In fall 2006, as they began to plan for a major fund-raising drive, college officials thought about coming up with a new logo. A review committee was formed, 10 design firms were considered, three finalists were interviewed, and the winner -- the New York firm of Chermayeff & Geismar, which boasts a portfolio of prominent corporate and university brands -- set to work.

The ultimate design -- a stylized double leaf outline, reminiscent of maple -- went through customary reviews. Like any proposed logo, it drew different reactions -- some people liked it, some didn't, but on balance the reaction was favorable, said Mike McKenna, the college vice president for communications who spearheaded the process.

This summer, as college officials were getting ready to order new stationery for the next academic year, the new logo was "unveiled" to the campus community.

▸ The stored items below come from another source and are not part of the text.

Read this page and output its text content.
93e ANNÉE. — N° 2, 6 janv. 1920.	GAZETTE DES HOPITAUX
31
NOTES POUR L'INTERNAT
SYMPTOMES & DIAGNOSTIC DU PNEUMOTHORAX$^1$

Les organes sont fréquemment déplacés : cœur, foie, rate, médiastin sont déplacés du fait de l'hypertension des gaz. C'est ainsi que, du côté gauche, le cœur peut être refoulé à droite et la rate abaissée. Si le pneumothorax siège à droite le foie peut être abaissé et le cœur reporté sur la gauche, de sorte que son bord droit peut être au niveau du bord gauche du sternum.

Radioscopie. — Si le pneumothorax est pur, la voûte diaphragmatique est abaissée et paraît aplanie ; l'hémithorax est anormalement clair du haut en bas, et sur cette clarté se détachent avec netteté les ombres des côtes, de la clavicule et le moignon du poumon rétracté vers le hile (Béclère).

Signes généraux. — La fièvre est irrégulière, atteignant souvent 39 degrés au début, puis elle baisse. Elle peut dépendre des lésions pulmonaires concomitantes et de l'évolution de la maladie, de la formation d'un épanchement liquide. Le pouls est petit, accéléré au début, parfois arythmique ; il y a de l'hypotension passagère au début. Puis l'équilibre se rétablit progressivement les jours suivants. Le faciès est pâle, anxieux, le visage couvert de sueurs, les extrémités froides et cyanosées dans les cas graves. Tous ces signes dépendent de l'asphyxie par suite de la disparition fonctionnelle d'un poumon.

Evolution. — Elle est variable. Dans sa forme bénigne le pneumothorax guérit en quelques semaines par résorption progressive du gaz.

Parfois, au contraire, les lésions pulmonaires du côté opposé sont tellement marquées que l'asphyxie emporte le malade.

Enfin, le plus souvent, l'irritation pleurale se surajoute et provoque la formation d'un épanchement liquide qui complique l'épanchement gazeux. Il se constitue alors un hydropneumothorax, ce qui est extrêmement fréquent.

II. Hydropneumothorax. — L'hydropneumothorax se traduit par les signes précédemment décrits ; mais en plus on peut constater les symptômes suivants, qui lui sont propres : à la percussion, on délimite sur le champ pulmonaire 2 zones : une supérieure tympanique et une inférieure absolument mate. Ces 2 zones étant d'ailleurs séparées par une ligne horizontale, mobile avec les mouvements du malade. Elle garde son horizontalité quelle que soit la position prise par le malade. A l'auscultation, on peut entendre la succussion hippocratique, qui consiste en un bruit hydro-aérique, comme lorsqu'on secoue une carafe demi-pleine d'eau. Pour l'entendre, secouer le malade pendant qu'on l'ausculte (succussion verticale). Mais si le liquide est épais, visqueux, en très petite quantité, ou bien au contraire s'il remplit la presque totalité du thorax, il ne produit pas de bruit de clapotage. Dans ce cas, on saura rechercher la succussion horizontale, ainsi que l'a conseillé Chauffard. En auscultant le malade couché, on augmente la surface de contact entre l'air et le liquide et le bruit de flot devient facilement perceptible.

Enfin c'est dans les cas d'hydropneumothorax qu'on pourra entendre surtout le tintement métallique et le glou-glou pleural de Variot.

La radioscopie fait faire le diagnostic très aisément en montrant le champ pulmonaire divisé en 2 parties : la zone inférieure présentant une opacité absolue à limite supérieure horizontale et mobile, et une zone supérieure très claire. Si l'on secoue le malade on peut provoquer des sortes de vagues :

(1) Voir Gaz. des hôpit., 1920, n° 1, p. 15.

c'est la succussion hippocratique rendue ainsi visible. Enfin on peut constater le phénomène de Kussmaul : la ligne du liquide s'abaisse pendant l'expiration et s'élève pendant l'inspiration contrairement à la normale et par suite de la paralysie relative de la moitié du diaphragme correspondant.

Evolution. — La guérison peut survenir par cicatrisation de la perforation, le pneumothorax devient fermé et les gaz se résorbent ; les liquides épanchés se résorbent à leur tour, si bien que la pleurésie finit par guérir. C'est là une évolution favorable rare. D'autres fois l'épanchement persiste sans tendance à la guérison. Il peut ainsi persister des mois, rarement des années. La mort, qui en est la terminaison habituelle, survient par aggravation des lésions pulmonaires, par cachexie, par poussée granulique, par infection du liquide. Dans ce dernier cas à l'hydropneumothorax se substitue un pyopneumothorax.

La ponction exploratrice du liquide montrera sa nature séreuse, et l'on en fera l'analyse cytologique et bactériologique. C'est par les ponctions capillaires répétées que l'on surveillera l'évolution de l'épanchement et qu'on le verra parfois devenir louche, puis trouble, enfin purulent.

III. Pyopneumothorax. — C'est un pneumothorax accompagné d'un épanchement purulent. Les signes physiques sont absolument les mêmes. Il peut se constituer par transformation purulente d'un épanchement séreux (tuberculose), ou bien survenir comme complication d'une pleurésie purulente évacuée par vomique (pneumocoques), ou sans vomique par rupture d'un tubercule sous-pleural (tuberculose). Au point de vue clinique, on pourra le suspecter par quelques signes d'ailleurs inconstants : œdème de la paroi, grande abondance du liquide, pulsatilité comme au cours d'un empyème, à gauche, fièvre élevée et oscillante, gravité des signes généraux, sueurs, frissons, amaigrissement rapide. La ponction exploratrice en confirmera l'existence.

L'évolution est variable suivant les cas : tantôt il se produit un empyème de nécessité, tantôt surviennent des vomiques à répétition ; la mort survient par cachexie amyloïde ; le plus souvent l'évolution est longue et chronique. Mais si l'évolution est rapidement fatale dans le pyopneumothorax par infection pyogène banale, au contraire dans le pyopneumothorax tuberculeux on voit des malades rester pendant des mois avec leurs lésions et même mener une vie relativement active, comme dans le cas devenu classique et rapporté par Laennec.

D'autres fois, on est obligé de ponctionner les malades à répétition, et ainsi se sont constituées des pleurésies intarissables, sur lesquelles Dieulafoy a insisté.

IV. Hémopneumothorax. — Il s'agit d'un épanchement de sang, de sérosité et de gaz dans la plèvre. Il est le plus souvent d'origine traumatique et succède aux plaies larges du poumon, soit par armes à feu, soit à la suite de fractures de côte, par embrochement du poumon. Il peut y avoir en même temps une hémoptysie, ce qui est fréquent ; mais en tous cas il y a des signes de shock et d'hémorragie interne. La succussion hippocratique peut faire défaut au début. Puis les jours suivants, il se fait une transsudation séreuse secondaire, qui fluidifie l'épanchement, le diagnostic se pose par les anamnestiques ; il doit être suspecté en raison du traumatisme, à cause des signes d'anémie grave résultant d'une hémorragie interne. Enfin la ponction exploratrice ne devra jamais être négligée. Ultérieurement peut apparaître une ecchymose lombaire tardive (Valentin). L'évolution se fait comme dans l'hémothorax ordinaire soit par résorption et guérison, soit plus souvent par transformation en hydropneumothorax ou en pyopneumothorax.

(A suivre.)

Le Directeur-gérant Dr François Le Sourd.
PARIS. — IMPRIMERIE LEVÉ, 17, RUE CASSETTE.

What happened next took McKenna and just about everyone else by surprise.

Students weren't very happy when the new logo appeared on the website and so they started a Facebook group called "Just Say No to the Middlebury Logo".  From the article:

Hundreds signed on to register their scornful, amusing comments about the double leaf. Some complained it looked too corporate, others that it was too much like Canada's national symbol, or even that it evoked a marijuana leaf.

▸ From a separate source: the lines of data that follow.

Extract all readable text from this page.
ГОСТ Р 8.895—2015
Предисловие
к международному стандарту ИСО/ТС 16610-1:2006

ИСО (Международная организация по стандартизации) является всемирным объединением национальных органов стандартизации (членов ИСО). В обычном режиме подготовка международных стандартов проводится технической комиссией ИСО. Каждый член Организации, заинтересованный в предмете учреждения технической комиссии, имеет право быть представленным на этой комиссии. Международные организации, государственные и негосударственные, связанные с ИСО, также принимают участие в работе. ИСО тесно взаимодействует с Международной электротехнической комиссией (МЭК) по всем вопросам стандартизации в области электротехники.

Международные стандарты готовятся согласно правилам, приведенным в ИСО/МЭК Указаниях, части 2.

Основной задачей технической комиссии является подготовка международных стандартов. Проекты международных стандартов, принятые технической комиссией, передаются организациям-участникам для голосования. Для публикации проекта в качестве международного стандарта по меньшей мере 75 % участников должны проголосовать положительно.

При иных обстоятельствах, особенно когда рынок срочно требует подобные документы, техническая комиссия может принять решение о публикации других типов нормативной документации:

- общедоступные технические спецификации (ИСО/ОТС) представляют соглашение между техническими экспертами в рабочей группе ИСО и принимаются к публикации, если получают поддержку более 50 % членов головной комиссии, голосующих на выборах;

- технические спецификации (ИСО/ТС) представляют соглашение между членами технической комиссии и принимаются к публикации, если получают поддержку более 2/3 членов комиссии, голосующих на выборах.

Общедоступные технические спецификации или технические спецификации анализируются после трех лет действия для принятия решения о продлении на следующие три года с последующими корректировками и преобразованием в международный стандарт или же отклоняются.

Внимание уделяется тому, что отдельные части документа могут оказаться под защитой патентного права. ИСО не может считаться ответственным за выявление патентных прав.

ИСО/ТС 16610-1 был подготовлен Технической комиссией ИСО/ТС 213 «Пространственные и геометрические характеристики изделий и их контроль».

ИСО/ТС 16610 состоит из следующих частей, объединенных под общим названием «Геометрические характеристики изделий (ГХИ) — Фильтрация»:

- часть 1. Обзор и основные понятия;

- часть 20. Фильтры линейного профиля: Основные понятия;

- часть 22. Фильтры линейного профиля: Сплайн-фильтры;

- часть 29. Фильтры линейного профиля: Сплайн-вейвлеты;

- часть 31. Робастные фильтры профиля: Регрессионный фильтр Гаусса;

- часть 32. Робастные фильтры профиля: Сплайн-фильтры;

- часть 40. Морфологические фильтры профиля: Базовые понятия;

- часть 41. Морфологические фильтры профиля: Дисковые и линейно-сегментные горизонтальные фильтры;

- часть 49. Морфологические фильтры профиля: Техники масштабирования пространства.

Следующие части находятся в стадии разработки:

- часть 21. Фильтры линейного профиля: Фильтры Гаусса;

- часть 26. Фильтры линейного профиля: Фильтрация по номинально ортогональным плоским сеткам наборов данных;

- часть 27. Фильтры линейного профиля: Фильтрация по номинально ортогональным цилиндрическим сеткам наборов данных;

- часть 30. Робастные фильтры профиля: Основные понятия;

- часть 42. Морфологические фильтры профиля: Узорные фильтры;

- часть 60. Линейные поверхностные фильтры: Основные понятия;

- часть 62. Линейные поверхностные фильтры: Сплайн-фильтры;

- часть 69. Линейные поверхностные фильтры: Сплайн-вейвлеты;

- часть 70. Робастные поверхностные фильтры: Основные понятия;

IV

At least three students designed T-shirts parodying the logo, and Franco, who also runs her own blog, posted their images on July 11. Two played off the Canadian motif, and one -- designed by student Alex Benepe, who helped Franco with the Facebook project -- worked the logo's "M" into an entirely new college insignia, "LaMe."

Benepe said Franco's creation "grew faster than any Facebook group I've seen."

"In seven days, 777 people joined," Franco said. That was about the time, she said, when the college administration changed course and withdrew the new logo for general use.

McKenna, who already had received plenty of feedback on the logo, said he hadn't expected the Facebook reaction or the numbers. Roughly one-third of the college's students signed on -- in summertime, no less.

So one-third of the college's students joined the group - in the summer

In the end, the Middlebury administration went back and revised the existing logo a bit. As the article says:

While the college administration would not make policy based simply on people going online to express their opinions, McKenna said, the opposition couldn't be ignored, either. What he found heartening, he said, was the strength of students' institutional commitment, along with the favorable comments about the college's traditional, Latin seal.

imageThe college decided to keep using a slightly updated version of the school's traditional "latin seal-style" logo on stationary, official documents, etc.  The new logo will be used on their 5-year fund-raising campaign that is going to reach out to the wider community.  (More information is available in Middlebury's page on their Graphic Identity System and specifically their "About the process page".)